第2章 青から赤へ
次に目が覚めるともう朝になっていた。さっき目が覚めた時にはまだ刺さっていた点滴もいつの間にやら外されている。やはりまだまだ身体は休息を必要としているのだろう。けれどどうしても朝の空気を直接感じたくなり身体をゆっくりと起こしベットから降りる。
「‥よし。問題なさそう」
万が一無理をして倒れでもしたら蝶屋敷の人達の仕事を増やしてしまうことになりかねないので、まずはゆっくり歩く事が出来るかを確認してから病室を出る。中庭までの道は何となく把握していたので、他の療養している人を起こすことがないようコソコソ移動する。
「はぁ‥朝の空気が美味しい」
縁側に座りヒラヒラと舞う蝶々を見ながら深い深呼吸をする。暫く朝の空気を堪能していたがふと現実に引き戻される。
「‥これからどうしよう」
鬼殺隊士になることを決めたあの日からずっとあの鬼を殺すことだけを考えてきた。仇を撃ち終わったから鬼殺隊を辞めるなんて選択肢はもちろんないが目標を無くした今、自分が今後どうして行くべきなのかわからなくなってしまった。
「こちらにいらしたのですね。勝手に病室を出て行かれては困ります」
「ひゃっ!」
グルグルと意味もなく思考を巡らせていた為、人が近づいて来ていることに全く気が付かず変な声が出た。

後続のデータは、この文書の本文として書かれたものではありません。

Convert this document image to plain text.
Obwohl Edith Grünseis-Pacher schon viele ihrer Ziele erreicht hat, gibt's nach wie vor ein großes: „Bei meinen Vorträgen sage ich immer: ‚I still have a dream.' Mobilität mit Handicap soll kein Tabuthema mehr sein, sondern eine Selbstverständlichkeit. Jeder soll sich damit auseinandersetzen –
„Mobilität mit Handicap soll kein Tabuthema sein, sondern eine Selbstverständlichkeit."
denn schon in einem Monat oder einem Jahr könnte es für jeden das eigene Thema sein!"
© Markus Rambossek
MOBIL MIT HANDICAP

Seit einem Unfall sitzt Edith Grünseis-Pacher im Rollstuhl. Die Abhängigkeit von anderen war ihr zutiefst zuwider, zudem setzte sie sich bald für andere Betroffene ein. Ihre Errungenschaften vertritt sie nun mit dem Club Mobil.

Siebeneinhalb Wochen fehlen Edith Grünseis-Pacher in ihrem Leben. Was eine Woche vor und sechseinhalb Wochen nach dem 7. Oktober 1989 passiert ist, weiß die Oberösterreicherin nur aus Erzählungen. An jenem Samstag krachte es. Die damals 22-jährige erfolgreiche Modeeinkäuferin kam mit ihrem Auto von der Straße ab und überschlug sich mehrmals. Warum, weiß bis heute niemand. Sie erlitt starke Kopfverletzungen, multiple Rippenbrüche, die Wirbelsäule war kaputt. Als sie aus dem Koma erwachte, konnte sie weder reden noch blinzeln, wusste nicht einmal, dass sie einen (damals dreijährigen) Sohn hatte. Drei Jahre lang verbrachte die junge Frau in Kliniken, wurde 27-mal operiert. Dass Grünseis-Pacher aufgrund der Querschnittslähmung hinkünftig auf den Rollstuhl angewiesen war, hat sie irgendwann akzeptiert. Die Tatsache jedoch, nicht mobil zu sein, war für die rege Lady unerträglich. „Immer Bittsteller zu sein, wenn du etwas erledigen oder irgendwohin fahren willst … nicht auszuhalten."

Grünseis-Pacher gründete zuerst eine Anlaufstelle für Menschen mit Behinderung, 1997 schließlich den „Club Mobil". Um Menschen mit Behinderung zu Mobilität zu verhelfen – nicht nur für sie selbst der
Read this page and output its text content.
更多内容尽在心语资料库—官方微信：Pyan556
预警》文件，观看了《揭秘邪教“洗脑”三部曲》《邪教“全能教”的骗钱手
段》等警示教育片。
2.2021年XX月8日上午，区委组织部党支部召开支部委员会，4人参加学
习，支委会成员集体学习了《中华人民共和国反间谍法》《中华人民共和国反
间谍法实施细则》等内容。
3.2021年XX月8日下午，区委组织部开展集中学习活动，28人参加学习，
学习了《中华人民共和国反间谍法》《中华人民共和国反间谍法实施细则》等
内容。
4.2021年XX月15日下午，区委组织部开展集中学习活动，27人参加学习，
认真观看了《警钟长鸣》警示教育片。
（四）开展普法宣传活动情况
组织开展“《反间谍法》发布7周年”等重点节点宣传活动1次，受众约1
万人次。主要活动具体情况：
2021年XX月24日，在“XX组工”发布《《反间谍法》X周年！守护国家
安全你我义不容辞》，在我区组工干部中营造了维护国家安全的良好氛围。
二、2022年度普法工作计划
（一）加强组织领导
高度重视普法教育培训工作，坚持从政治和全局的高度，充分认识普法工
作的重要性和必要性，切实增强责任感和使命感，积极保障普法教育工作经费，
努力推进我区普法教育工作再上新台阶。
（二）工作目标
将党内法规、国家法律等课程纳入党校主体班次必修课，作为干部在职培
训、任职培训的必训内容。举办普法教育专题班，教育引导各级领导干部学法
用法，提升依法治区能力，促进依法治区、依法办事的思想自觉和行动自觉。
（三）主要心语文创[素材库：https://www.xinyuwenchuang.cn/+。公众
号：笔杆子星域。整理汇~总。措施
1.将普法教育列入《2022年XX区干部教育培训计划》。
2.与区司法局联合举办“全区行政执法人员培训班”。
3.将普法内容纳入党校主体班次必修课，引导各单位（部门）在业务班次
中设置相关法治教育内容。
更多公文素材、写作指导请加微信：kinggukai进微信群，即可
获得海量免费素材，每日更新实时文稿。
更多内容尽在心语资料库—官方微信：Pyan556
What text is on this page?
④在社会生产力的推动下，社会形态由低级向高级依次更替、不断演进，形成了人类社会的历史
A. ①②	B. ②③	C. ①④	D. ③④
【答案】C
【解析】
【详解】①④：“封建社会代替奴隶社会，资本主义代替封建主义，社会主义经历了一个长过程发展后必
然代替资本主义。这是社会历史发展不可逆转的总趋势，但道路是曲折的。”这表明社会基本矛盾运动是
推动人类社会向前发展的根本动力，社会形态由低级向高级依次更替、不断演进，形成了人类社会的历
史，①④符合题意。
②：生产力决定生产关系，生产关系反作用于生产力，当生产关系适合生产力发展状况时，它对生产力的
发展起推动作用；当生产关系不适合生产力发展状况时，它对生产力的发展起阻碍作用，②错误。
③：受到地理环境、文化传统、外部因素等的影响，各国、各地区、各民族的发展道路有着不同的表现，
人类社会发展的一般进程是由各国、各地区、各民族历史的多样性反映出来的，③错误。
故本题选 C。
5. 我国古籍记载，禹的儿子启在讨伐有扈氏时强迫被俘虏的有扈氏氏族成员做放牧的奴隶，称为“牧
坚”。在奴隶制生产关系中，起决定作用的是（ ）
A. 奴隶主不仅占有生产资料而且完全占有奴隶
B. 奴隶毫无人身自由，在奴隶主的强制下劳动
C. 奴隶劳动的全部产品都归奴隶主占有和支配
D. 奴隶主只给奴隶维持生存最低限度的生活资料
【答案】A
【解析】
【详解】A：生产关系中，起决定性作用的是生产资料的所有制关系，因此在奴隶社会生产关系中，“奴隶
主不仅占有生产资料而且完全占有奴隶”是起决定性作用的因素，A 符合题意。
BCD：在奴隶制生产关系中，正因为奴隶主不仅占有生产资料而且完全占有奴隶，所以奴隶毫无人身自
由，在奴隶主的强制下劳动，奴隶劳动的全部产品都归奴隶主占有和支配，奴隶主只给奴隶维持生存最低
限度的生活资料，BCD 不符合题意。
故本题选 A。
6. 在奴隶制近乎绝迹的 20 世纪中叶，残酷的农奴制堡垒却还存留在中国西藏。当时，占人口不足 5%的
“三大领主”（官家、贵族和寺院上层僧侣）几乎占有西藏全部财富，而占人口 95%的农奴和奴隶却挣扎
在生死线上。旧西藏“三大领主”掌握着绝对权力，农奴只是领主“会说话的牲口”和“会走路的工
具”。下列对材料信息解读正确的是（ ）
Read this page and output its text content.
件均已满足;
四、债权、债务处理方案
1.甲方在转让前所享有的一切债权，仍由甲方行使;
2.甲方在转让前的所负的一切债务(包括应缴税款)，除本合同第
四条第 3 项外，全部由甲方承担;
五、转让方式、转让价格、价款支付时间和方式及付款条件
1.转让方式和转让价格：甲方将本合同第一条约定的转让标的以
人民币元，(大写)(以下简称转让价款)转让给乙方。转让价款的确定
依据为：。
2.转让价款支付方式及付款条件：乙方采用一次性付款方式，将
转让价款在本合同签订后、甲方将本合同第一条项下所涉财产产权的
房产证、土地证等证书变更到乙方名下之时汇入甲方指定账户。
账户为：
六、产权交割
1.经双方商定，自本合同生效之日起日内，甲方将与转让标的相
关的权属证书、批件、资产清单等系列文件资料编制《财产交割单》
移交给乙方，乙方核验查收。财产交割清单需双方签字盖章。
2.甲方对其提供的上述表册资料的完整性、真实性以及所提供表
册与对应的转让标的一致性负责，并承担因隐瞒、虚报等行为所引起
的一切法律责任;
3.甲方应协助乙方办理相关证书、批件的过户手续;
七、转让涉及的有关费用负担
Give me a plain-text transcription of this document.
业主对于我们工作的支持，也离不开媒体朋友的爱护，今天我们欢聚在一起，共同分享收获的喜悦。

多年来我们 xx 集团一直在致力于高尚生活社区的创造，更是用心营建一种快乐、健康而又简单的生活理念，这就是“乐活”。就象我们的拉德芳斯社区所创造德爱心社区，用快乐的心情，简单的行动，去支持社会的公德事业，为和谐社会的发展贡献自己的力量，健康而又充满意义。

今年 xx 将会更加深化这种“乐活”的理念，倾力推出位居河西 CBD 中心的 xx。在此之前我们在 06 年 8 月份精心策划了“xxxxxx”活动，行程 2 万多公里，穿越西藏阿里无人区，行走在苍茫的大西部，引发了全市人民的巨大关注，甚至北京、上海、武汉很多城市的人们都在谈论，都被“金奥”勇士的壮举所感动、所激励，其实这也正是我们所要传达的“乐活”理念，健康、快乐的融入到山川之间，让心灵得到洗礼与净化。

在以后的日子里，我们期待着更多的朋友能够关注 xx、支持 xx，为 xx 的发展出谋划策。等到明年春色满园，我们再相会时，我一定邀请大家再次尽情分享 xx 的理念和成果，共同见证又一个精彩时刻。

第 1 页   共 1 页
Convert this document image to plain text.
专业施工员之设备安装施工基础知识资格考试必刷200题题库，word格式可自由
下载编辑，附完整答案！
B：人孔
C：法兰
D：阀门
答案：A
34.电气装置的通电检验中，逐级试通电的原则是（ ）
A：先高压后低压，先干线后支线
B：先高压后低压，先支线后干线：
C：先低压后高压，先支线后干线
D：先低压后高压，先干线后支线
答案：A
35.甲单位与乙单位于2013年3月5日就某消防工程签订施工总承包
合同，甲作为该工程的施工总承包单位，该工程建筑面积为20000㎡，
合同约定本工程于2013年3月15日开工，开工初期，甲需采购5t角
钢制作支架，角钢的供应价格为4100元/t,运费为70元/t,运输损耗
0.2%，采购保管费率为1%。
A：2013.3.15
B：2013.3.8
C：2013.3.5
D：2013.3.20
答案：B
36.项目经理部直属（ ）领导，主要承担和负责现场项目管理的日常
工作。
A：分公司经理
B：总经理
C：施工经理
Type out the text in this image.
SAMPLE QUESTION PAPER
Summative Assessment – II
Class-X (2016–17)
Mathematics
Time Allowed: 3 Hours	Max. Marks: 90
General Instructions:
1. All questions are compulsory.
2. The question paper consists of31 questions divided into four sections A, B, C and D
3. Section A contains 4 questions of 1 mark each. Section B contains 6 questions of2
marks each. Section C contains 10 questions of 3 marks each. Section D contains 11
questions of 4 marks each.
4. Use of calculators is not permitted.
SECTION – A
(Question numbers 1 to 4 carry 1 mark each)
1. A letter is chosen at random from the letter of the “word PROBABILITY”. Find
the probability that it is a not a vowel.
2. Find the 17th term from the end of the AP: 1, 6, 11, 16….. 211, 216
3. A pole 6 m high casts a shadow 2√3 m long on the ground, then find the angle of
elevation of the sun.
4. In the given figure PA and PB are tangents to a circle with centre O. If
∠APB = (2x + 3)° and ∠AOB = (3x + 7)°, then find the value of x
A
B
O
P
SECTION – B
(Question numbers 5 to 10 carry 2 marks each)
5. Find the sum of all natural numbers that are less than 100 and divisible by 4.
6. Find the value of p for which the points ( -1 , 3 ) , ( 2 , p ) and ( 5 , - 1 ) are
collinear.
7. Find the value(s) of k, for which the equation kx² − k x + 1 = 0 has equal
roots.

「しのぶさん‥すみません。なんだか外の空気が吸いたくなってしまって‥」
「まだ病み上がりなのですからできるだけ安静にお願いしますね。食事の準備ができましたのでお部屋に戻って下さい」
グー。その言葉を聞きまるで思い出したかのようにお腹が情けない音を立て、頬がボボボッと熱くなるのを感じる。
「‥‥はい」
穴があったら入りたい‥な
「ご馳走様でした」
出された食事を綺麗に食べ終え、久しぶりの食事に思わず笑みが溢れる。美味しさの余韻に浸るのも束の間、またあのどうしようもない思考の波に攫われそうになり、はーっと溜息が漏れる。
コンコン。
「おはようございます。朝の診察に来ました。体調の方はどうかしら?」
「おはようございます!体調は悪くないかと思います。朝食もとても美味しくて‥おかわりを頂きたいくらいでした」
「ふふっ。それはとっても良いことね」
しまった。余計な事まで言ってしまった。
カナエ様の笑みに自分の発した言葉が急に恥ずかしくなる。